Она снова приподнялась на локте и повернулась ко мне лицом.
— А ведь мы и правда плыли на пароходе, — сказала она, — а потом шли по лесу. Ведь правда, да?
— Конечно, правда, согласился я.
— Как интересно! — тихо сказала она.
Потом она вдруг резко села.
— Дома ничего не знают, — тревожно сказала она. — Мама, наверное, волнуется, звонит в милицию, в скорую помощь…
Она встала, проваливаясь в сене, подошла к краю стога и тут же отодвинулась.
— Как высоко! — удивилась она. — И как мы только забрались сюда?
Я быстро соскользнул на землю.
— Садись на самый край, — сказал я снизу, — и съезжай. Я поймаю тебя.
Она села на край стога, заглянула вниз и подобрала ноги.
— Я боюсь, — сказала она.
— Не бойся. Я же поймаю…
И я вытянул вперед ладони.
Она закрыла глаза и упала на мои руки.
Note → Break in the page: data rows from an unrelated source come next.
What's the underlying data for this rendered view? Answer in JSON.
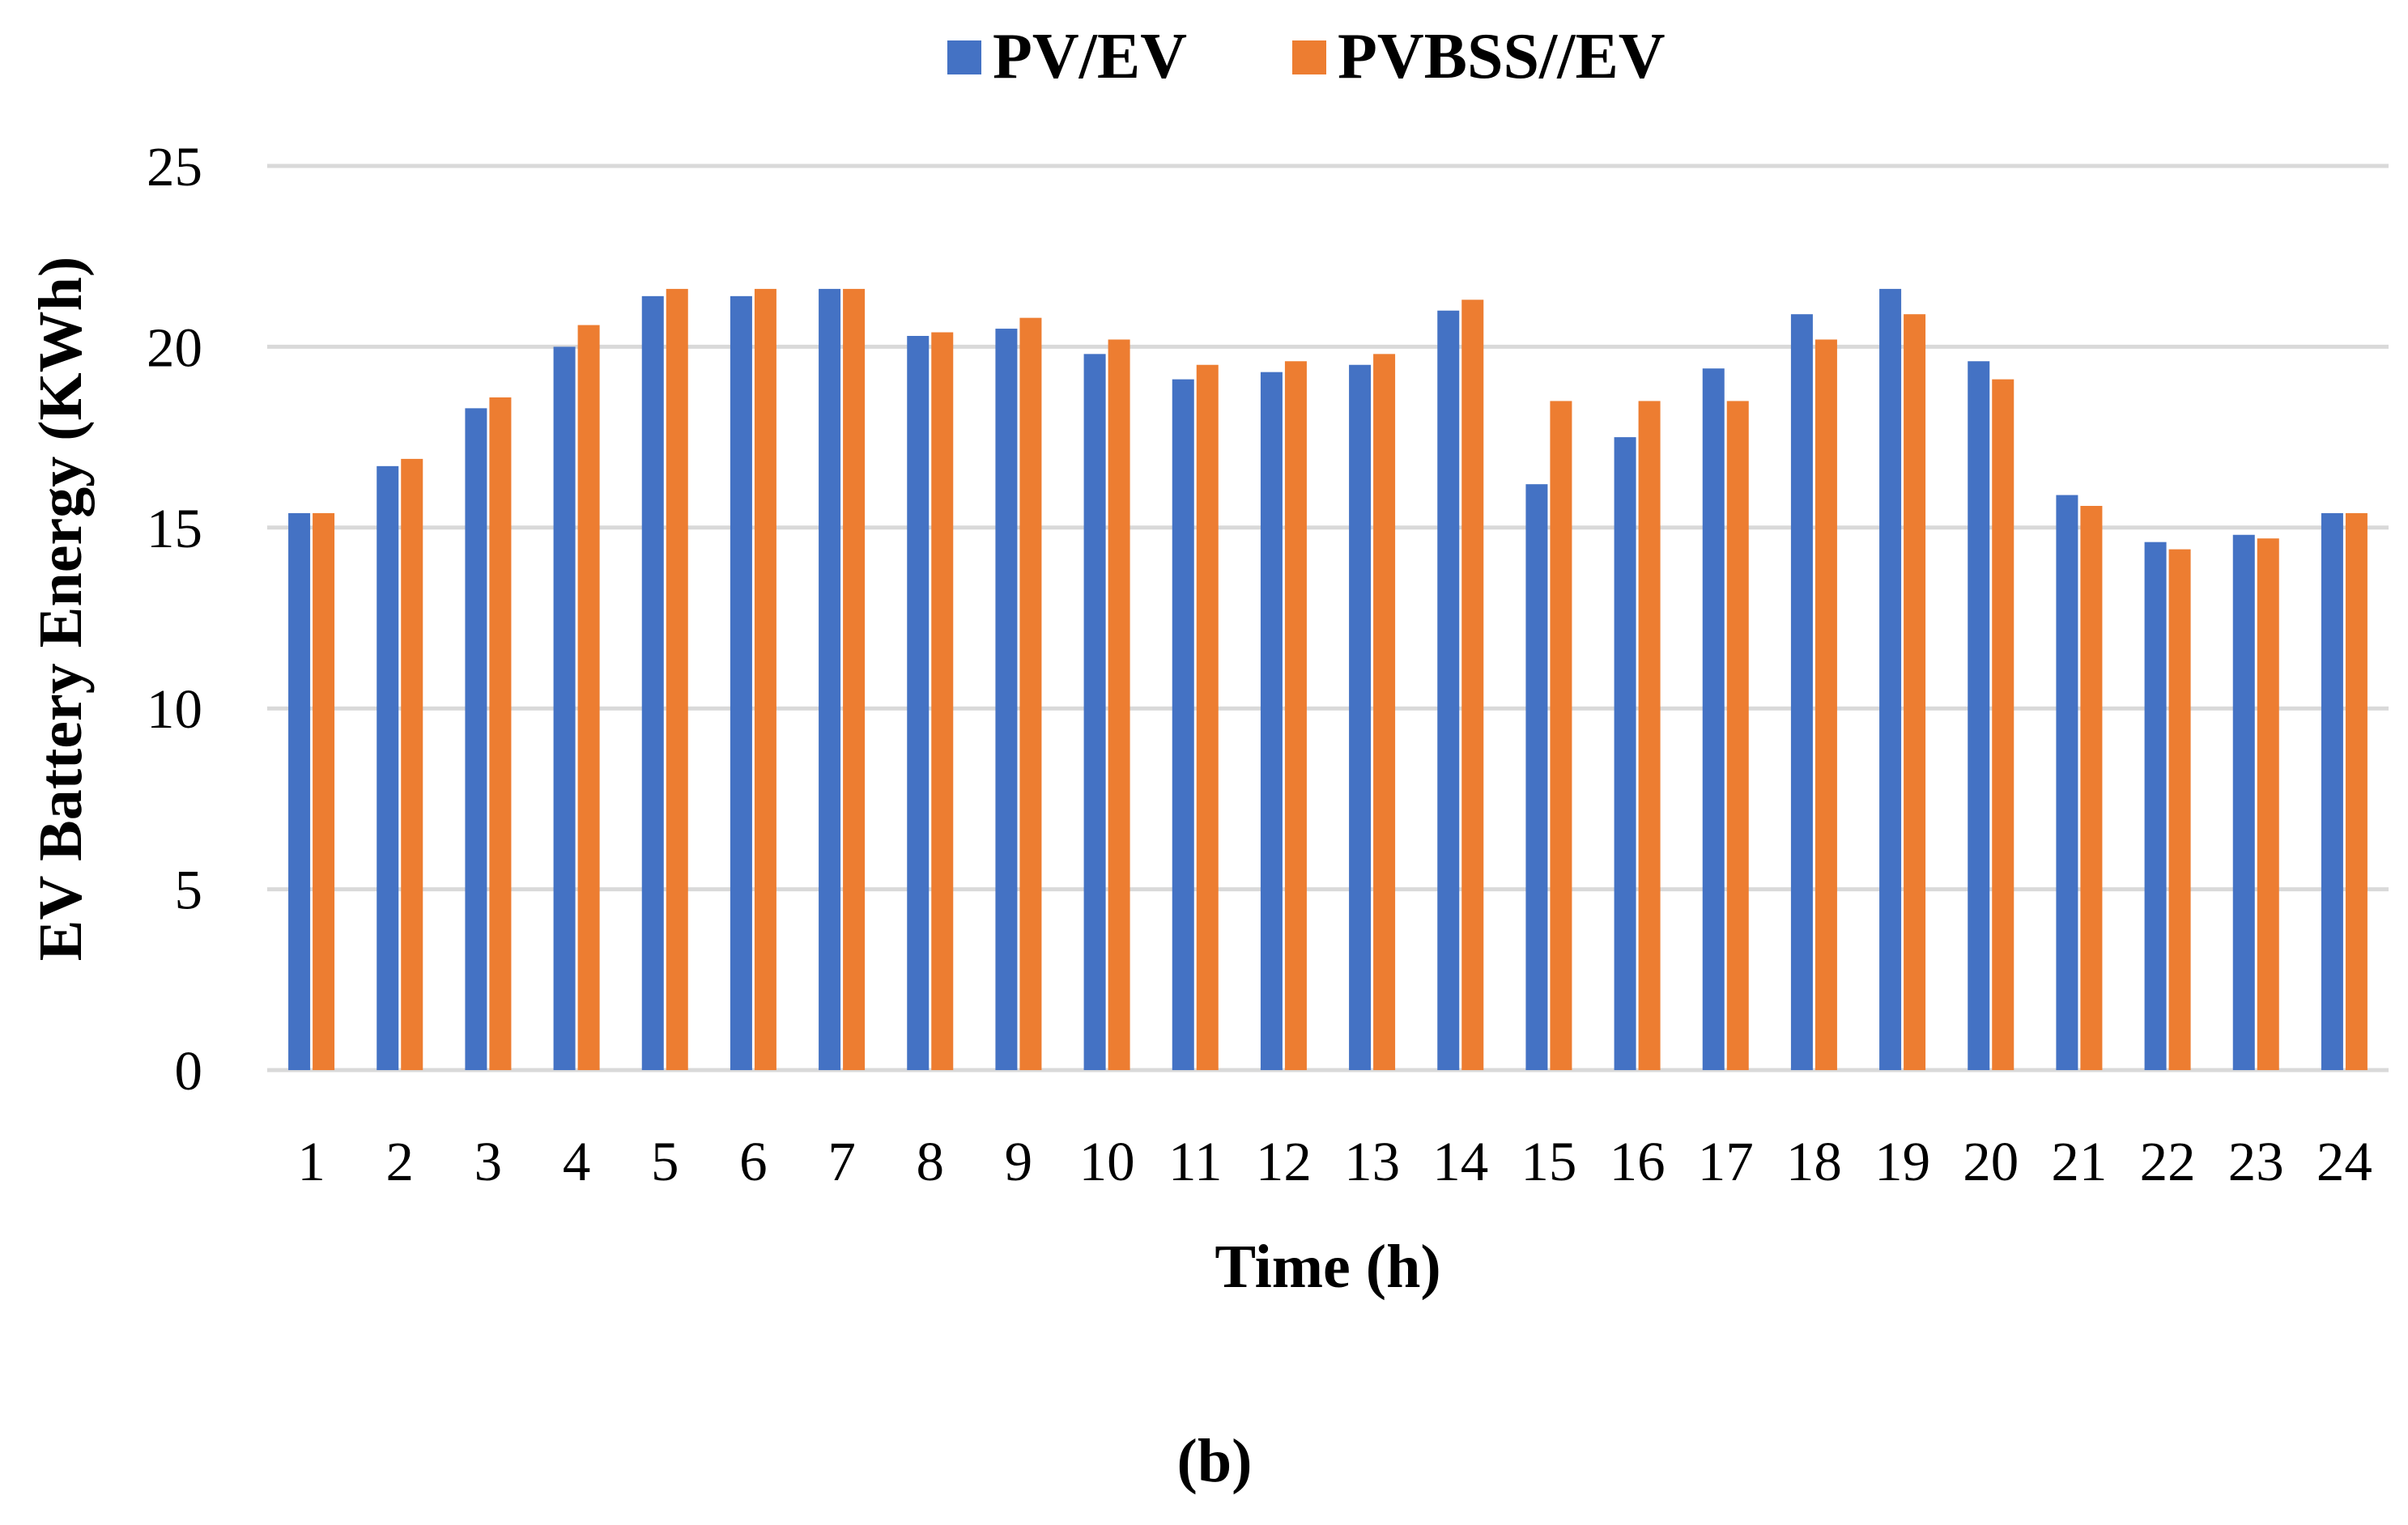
{
  "chart_data": {
    "type": "bar",
    "title": "",
    "xlabel": "Time (h)",
    "ylabel": "EV Battery Energy (KWh)",
    "ylim": [
      0,
      25
    ],
    "yticks": [
      0,
      5,
      10,
      15,
      20,
      25
    ],
    "grid": true,
    "legend_position": "top-center",
    "categories": [
      "1",
      "2",
      "3",
      "4",
      "5",
      "6",
      "7",
      "8",
      "9",
      "10",
      "11",
      "12",
      "13",
      "14",
      "15",
      "16",
      "17",
      "18",
      "19",
      "20",
      "21",
      "22",
      "23",
      "24"
    ],
    "series": [
      {
        "name": "PV/EV",
        "color": "#4472C4",
        "values": [
          15.4,
          16.7,
          18.3,
          20.0,
          21.4,
          21.4,
          21.6,
          20.3,
          20.5,
          19.8,
          19.1,
          19.3,
          19.5,
          21.0,
          16.2,
          17.5,
          19.4,
          20.9,
          21.6,
          19.6,
          15.9,
          14.6,
          14.8,
          15.4
        ]
      },
      {
        "name": "PVBSS//EV",
        "color": "#ED7D31",
        "values": [
          15.4,
          16.9,
          18.6,
          20.6,
          21.6,
          21.6,
          21.6,
          20.4,
          20.8,
          20.2,
          19.5,
          19.6,
          19.8,
          21.3,
          18.5,
          18.5,
          18.5,
          20.2,
          20.9,
          19.1,
          15.6,
          14.4,
          14.7,
          15.4
        ]
      }
    ],
    "caption": "(b)"
  }
}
Я некоторое время подержал ее на руках, а потом поцеловал в глаза — в левый и в правый.
— Нет, не надо, отпусти меня, пожалуйста, — тихо сказала она.
Я опустил ее на землю, она поправила волосы и юбку, посмотрела на стог, на котором спала и который приснился ей во сне, и мы пошли отыскивать потерянную ночью тропинку.
Она оказалась шагах в тридцати, и, когда мы снова встали на нее, мы сразу сориентировались и поняли, куда нужно идти.
Равнина, на которой стояли сметанные стога, была действительно очень большой, но теперь она уже не выглядела такой таинственной и загадочной, как ночью при лунном свете. Стога стояли только на одной ее половине, а вторая половина была еще нескошенной и совсем пустой, — видно, поэтому нам и показалось ночью, что равнина эта без конца и без краю.
Теперь мы шли по нескошенному лугу. Там, где стояли стога, сильно пахло сеном, и этот запах был такой густой, что обо всех остальных запахах просто забывалось. Теперь же пахло не сеном, а землей, и тоже очень сильно.
Из-за верхушек деревьев показалось солнце. Когда мы были на стогу, мы видели его далекий восход, когда солнце поднялось еще только за лесом. Но потом мы спустились вниз, и солнце скрылось. И пока мы искали тропинку и пока, найдя ее, шли по свободному от стогов лугу, солнце от дальнего горизонта перебралось к ближнему и догнало нас.